For the moment, I think it is more useful to consider tablets a separate category from smartphones or PCs, at least for tracking purposes.

Tuesday, June 15, 2010

U.S. Smartphone Penetration Climbs to 20 Percent

Smartphone penetration in the United States has grown from 11 percent of mobile subscribers in April 2009 to more than 20 percent in April 2010, nearly doubling in just one year. The total number of smartphone subscribers now totals more than 48 million.

The biggest player in the smartphone market remains RIM, with more than 40 percent share of smartphone subscribers. Apple is second with 25 percent share of mobile subscribers, up from 20 percent in April 2009.

Apple’s market share has stabilized at 25 percent in recent months. Google’s Android platform in April 2010 captured 12 percent market share, up from just three percent six months ago. Android is inching closer to the number-three spot currently held by Microsoft at 15 percent, and could overtake Microsoft in a few months.

Saturday, June 12, 2010

iPad Internet Usage Patterns Compared to Smartphone and PC

Normalizing Internet appliance behavior by setting Apple iPhone usage as the baseline, you can see pretty clearly that smartphone web behavior is distinct from PC usage.

So far, iPad usage (page views) is roughly twice what iPhone usage typically is, but less than what people tend to do on either Windows or Macintosh PCs.

Page views aren't the same thing as "bandwidth consumed," but you can see the pattern: desktop usage is heavier than smartphone patterns.

One suspects today's PC dongle user has a usage pattern more similar to an iPad user than a desktop user. Most of us probably think page view and bandwidth usage will intensify over time on every platform, but that the disparity between PC desktop and "phone" behavior will remain.

There likely are some people who view more web pages on their phones than on their desktops. Generally speaking, though, heavier use occurs on a PC, while smartphone usage is much lower, volume-wise.

Sunday, June 6, 2010

Annual Smartphone Shipments will Double by 2014

Smartphone shipments will rise 105 percent to 506 million units in 2014 from 246.9 million in 2010, according to researchers at iSuppli Corp. Smartphones have become the fastest-growing segment of the cell phone market with unit shipment growth of 35.5 percent expected in 2010. Overall mobile handsets are expected to grow 11.3 percent.

At the same time,  video-oriented consumer electronics devices equipped with high-bandwidth wireless video interface solutions are surging as well, though from a low base.

Researchers at iSuppli expect the market for video-enabled consumer devices with high-bandwidth wireless video interfaces will grow to more than 85.2 million units by 2014, up from 606,000 units in 2009. By 2014, more than 53 million of these devices will be wireless-video-enabled digital TVs and netbooks or laptops.

Thursday, June 3, 2010

Google Indexes Mobile Apps

Sometimes, when you use a smartphone, the best search result is not a web page, it's an application.

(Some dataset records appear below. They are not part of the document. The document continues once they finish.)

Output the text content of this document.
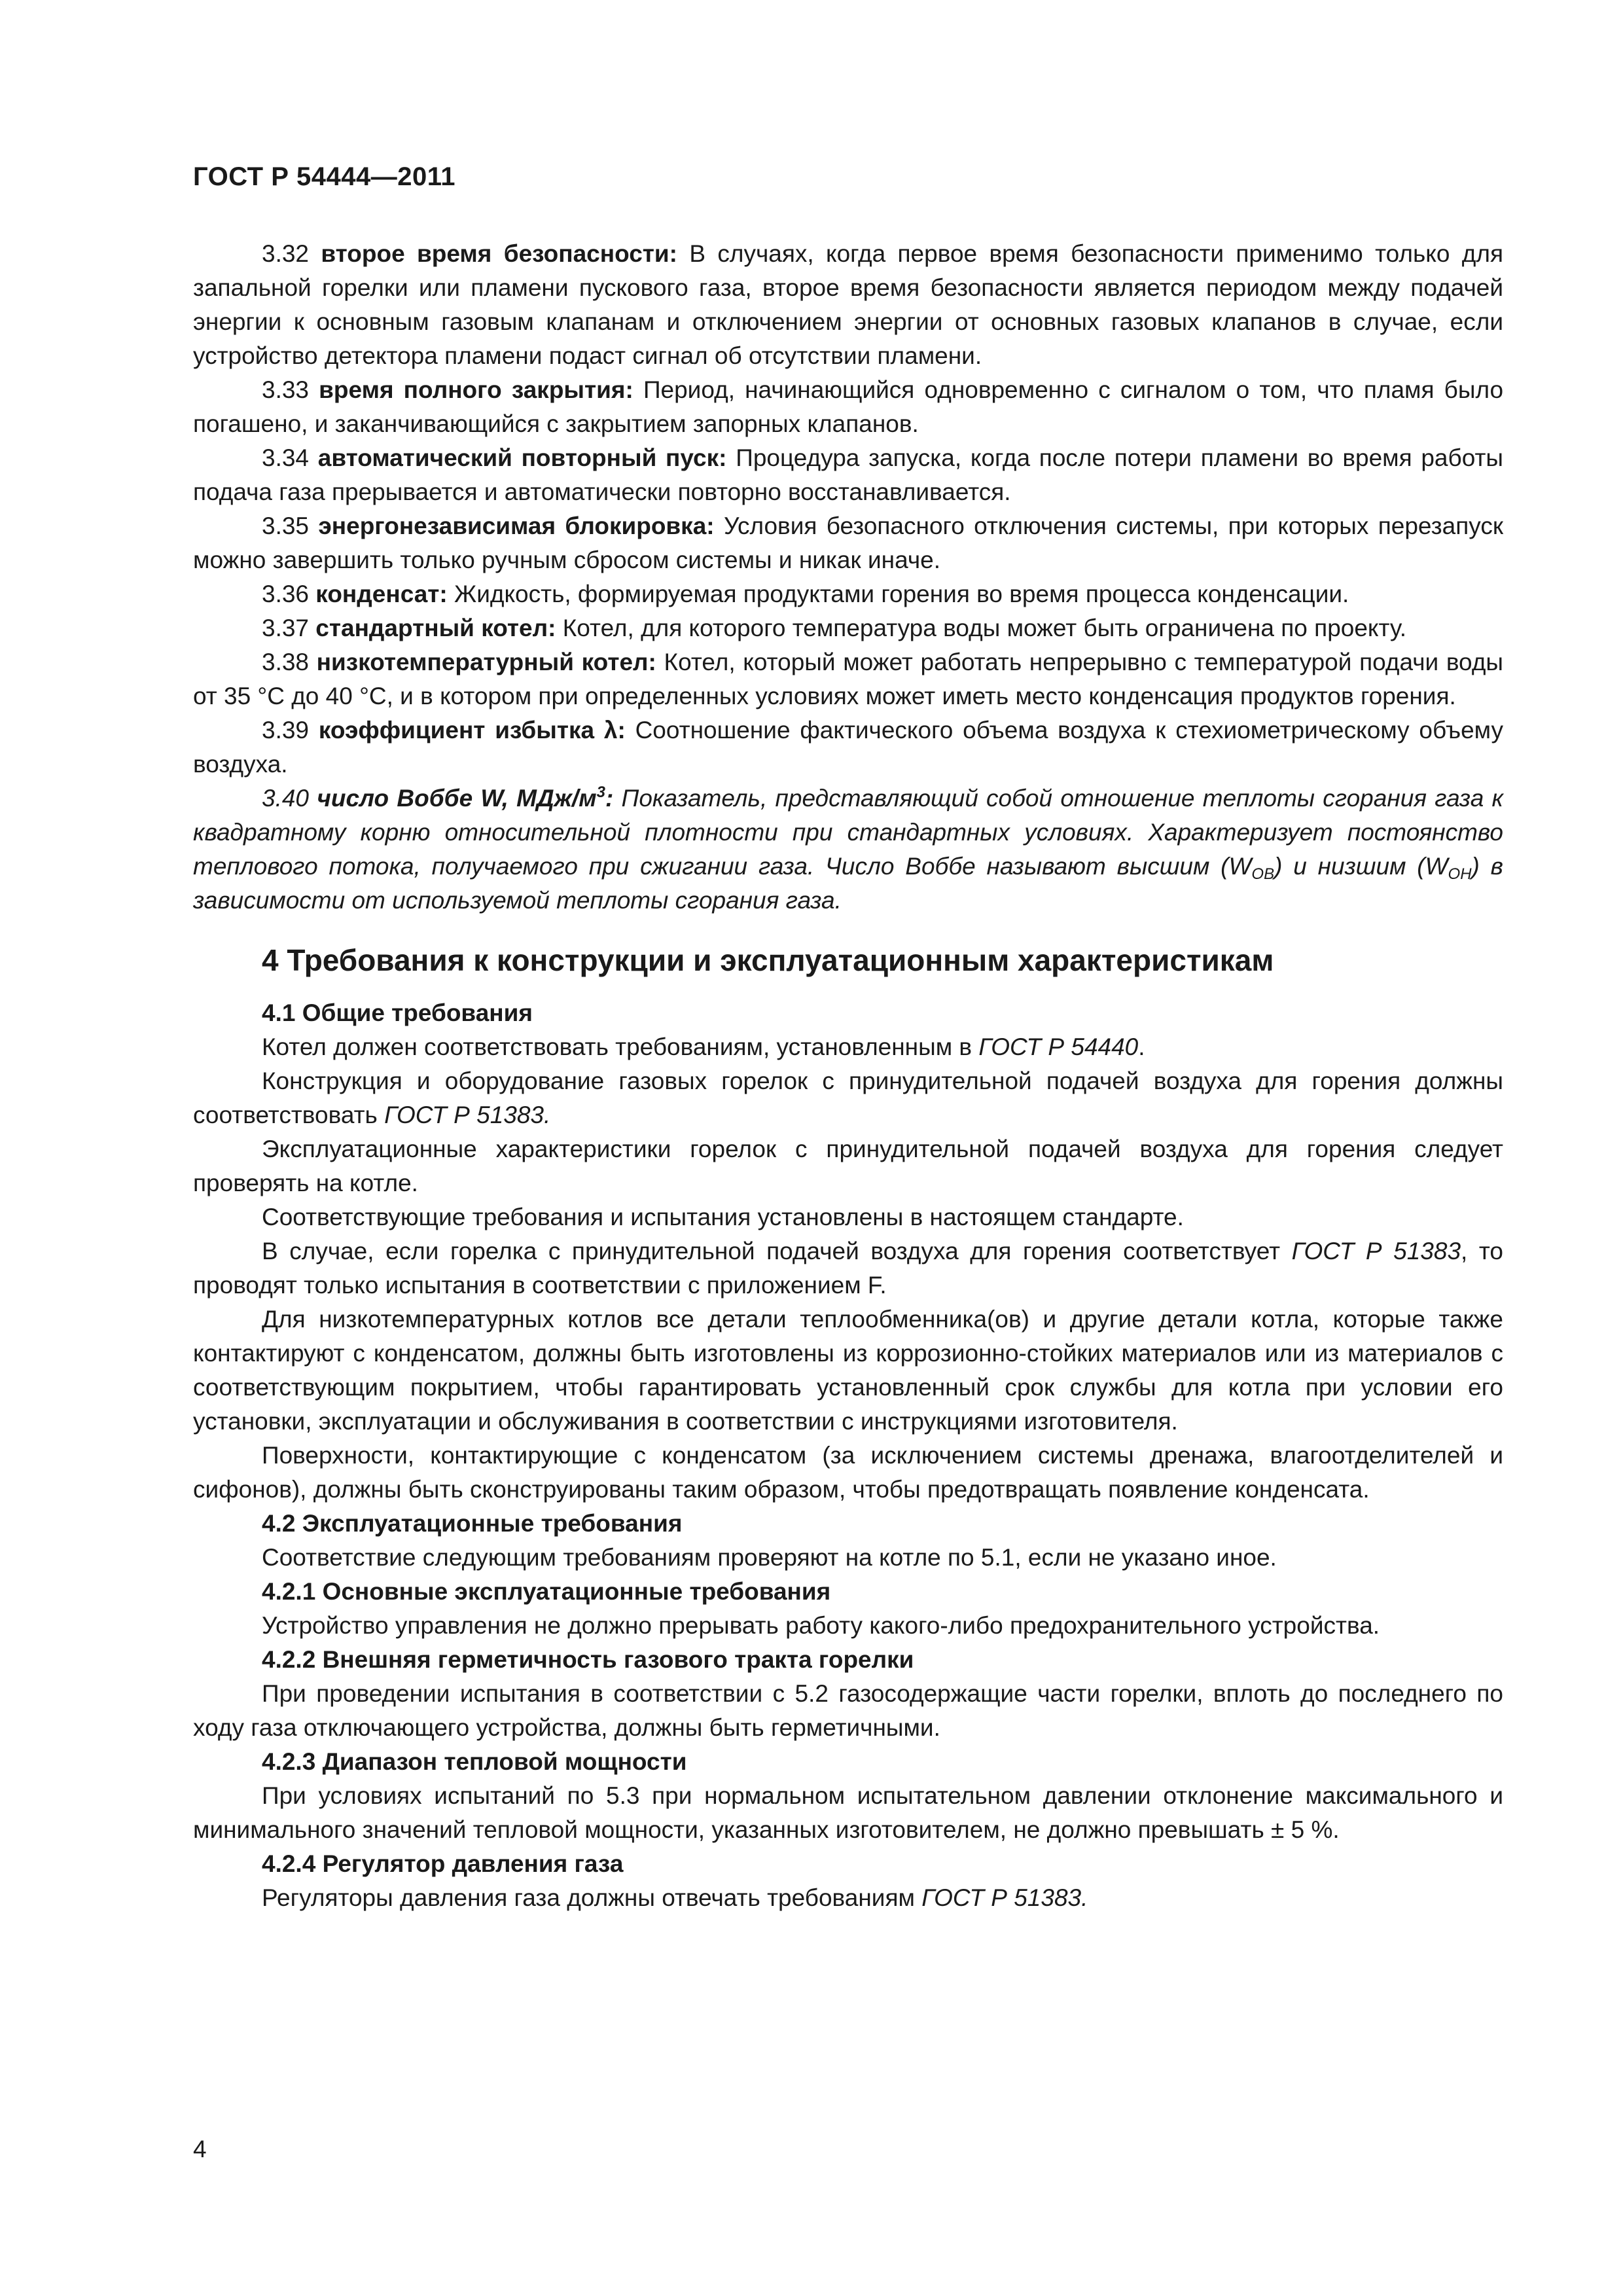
ГОСТ Р 54444—2011

3.32 второе время безопасности: В случаях, когда первое время безопасности применимо только для запальной горелки или пламени пускового газа, второе время безопасности является периодом между подачей энергии к основным газовым клапанам и отключением энергии от основных газовых клапанов в случае, если устройство детектора пламени подаст сигнал об отсутствии пламени.

3.33 время полного закрытия: Период, начинающийся одновременно с сигналом о том, что пламя было погашено, и заканчивающийся с закрытием запорных клапанов.

3.34 автоматический повторный пуск: Процедура запуска, когда после потери пламени во время работы подача газа прерывается и автоматически повторно восстанавливается.

3.35 энергонезависимая блокировка: Условия безопасного отключения системы, при которых перезапуск можно завершить только ручным сбросом системы и никак иначе.

3.36 конденсат: Жидкость, формируемая продуктами горения во время процесса конденсации.

3.37 стандартный котел: Котел, для которого температура воды может быть ограничена по проекту.

3.38 низкотемпературный котел: Котел, который может работать непрерывно с температурой подачи воды от 35 °С до 40 °С, и в котором при определенных условиях может иметь место конденсация продуктов горения.

3.39 коэффициент избытка λ: Соотношение фактического объема воздуха к стехиометрическому объему воздуха.

3.40 число Воббе W, МДж/$м^3$: Показатель, представляющий собой отношение теплоты сгорания газа к квадратному корню относительной плотности при стандартных условиях. Характеризует постоянство теплового потока, получаемого при сжигании газа. Число Воббе называют высшим $(W_{OB})$ и низшим $(W_{OH})$ в зависимости от используемой теплоты сгорания газа.

4 Требования к конструкции и эксплуатационным характеристикам

4.1 Общие требования

Котел должен соответствовать требованиям, установленным в ГОСТ Р 54440.

Конструкция и оборудование газовых горелок с принудительной подачей воздуха для горения должны соответствовать ГОСТ Р 51383.

Эксплуатационные характеристики горелок с принудительной подачей воздуха для горения следует проверять на котле.

Соответствующие требования и испытания установлены в настоящем стандарте.

В случае, если горелка с принудительной подачей воздуха для горения соответствует ГОСТ Р 51383, то проводят только испытания в соответствии с приложением F.

Для низкотемпературных котлов все детали теплообменника(ов) и другие детали котла, которые также контактируют с конденсатом, должны быть изготовлены из коррозионно-стойких материалов или из материалов с соответствующим покрытием, чтобы гарантировать установленный срок службы для котла при условии его установки, эксплуатации и обслуживания в соответствии с инструкциями изготовителя.

Поверхности, контактирующие с конденсатом (за исключением системы дренажа, влагоотделителей и сифонов), должны быть сконструированы таким образом, чтобы предотвращать появление конденсата.

4.2 Эксплуатационные требования

Соответствие следующим требованиям проверяют на котле по 5.1, если не указано иное.

4.2.1 Основные эксплуатационные требования

Устройство управления не должно прерывать работу какого-либо предохранительного устройства.

4.2.2 Внешняя герметичность газового тракта горелки

При проведении испытания в соответствии с 5.2 газосодержащие части горелки, вплоть до последнего по ходу газа отключающего устройства, должны быть герметичными.

4.2.3 Диапазон тепловой мощности

При условиях испытаний по 5.3 при нормальном испытательном давлении отклонение максимального и минимального значений тепловой мощности, указанных изготовителем, не должно превышать ± 5 %.

4.2.4 Регулятор давления газа

Регуляторы давления газа должны отвечать требованиям ГОСТ Р 51383.

4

That's probably the reason why Google added an OneBox for iPhone and Android apps. If you enter a query that includes keywords like 'download', 'application' or 'app' on an iPhone or on an Android phone, you'll see a list of results from Apple's App Store or from the Android Market. link

As of today, if you go to Google.com on your iPhone or Android-powered device and search for an app, we’ll show special links and content at the top of the search results.

You can tap these links to go directly to the app’s Android Market or iPhone App Store page. You can also get a quick look at some of the app’s basic details including the price, rating, and publisher. These results will appear when your search pertains to a mobile application and relevant, well-rated apps are found.

Tuesday, June 1, 2010

Games, Music, Social Networking, News and Maps Top Smartphone Downloads



About 21 percent of American wireless subscribers had a smartphone in the fourth quarter of 2009, up from 19 percent in the previous quarter and significantly higher than the 14 percent at the end of 2008.

About 14 percent of mobile subscribers have downloaded an app in the last 30 days. Games, music and social networking apps seem to be high on the list for both smartphone and feature phone users.

News and map applications get much higher use by smartphone users.